Schell and Aidoo subsequently became Facebook friends, and that's where she saw the heart-felt post from Stakolich. Schell was so moved by the post, which reached 300,000 people and attracted more than 500 comments, she felt compelled to contact Stakolich.
"You have to know Alfred, he's a very kind man with a very big heart," Schell said. "He's just this generous, kind soul who opens his heart to everybody."
When Alfred's trip was confirmed, Schell offered her home as a place for Stakolich to stay in order to meet Aidoo. And so a plan was launched.
What had begun as a random Facebook message from Schell, led to phone calls and before long, Stakolich was booking a flight to Kansas City to meet the Good Samaritan she only knew as a voice on the other end of a telephone and a face on the internet.
"He didn't just help our family, he changed our family," said Stakolich. "He changed the way I want to live my life. He changed how I want my kids to live their lives. He changed how I look at the world."
Even after Pope died, Aidoo continued to go out of his way to help Stakolich get her mother's hospital bill reduced and battled bureaucratic red tape so that her remains could be returned to the family in a timely manner.

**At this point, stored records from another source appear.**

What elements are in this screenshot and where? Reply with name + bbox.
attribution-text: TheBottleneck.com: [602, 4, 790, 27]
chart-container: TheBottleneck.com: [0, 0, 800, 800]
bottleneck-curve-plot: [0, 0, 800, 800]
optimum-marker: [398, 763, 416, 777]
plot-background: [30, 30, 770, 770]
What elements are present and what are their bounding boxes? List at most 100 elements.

"This is me, I'm just a simple guy," said Aidoo. "This what I do and I think human beings should do. This is the basic thing that any physician should know how to do. I don't need to be thanked. I did what had to be done by anyone who cares about life."
For Stakolich and her family, Aidoo has already proven to be a hero. Now the hope is that he can return to Ghana and champion the benefits of respiratory therapy education throughout the Kumasi area and beyond in Africa.